Each step in the assembly process contributed to the improved assemblies, and incremental assembly statistics at each step are shown in Supp. Tab. 1. Chicago HiRise scaffolding dramatically increased contiguity, reducing the number of scaffolds by 56-66%. Hi-C HiRise scaffolding reduced the number of scaffolds by an additional 21%. The linkage map information allowed us to correct misjoins in the HiRise assemblies and join additional scaffolds. Visualization of the linkage map information with ALLMAPS allowed us to identify several instances where scaffolds from the Chicago HiRise step were flipped and/or out-of-order with adjacent scaffolds compared to the linkage map information and the assembly from the other sex when they were scaffolded at the Hi-C HiRise step, even though both assemblies were based upon the same scaffolding information. An example is shown in Fig. 2. In total, nine of the twelve largest scaffolds were modified (Supp. Fig. 3).
In one case only, a scaffold from the draft male assembly was flipped and misplaced during the earlier Chicago HiRise step. Based on linkage map information, ALLMAPS joined three scaffolds to make the neo-X in the female assembly, and four scaffolds to make the neo-X in the male assembly. This made the neo-X scaffold the largest scaffold in both final assemblies. The LINKS scaffolding step made only two and six joins, the RAILS step made eight and eleven joins while also filling in 18% and 9% of the existing gaps within scaffolds, and ABySS-Sealer filled in 38% and 47% of the remaining gaps of the female and male genomes, respectively. We then identified and removed contaminant scaffolds with PhylOligo. These contaminant scaffolds from the female and male assemblies matched most similarly to Serratia spp. andAcinetobacter spp., respectively. Both of these genera in the Gammaproteobacteria have been found in the bark beetle gut bacteriome (Hernández-García et al., 2017). The final assemblies showed good consistency between sexes in both shared synteny and chromosomal arrangement (Supp. Fig. 4), and also contained 95% of the 1367 Insecta orthologous gene set (Insecta_odb10, Creation date: 2020-09-10, Supp. Fig. 5).

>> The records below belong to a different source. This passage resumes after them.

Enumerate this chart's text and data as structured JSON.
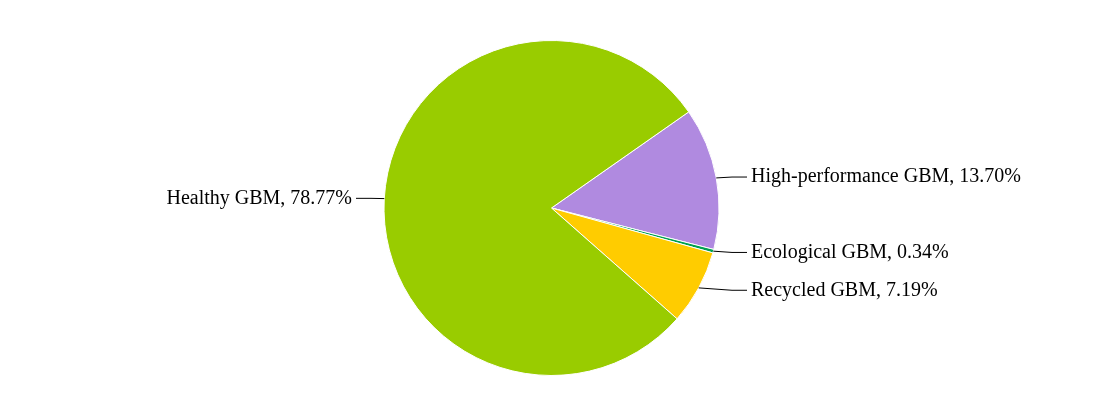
{
  "chart_data": {
    "type": "pie",
    "categories": [
      "High-performance GBM",
      "Ecological GBM",
      "Recycled GBM",
      "Healthy GBM"
    ],
    "values": [
      13.7,
      0.34,
      7.19,
      78.77
    ],
    "colors": [
      "#b08ae0",
      "#00a050",
      "#ffcc00",
      "#99cc00"
    ],
    "value_labels": [
      "13.70%",
      "0.34%",
      "7.19%",
      "78.77%"
    ],
    "legend": false
  }
}
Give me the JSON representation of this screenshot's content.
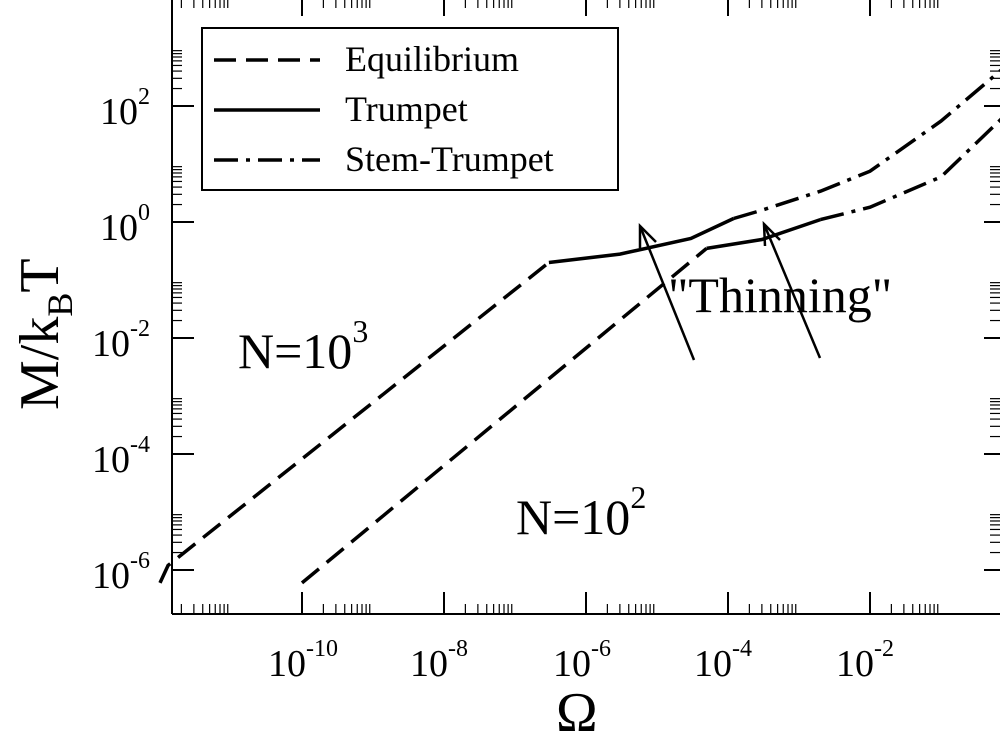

To annotate the genome, we used evidence from coleopteran proteins andDendroctonus spp. transcripts, with ab initio methods for gene prediction with three rounds of Maker3. We identified 13 393 and 13 601 gene models in the female and male genomes, respectively. This represents approximately a 4% increase from the original draft genome annotations. These gene models contained 91% of the Insecta orthologous gene set (Supp. Fig. 5) and 74% shared significant homology to proteins in the UniProtKB/Swiss-Prot 2020_01 database. Repetitive elements occupied approximately 23% and 20% of the female and male genome assemblies, respectively (Supp. Tab. 2).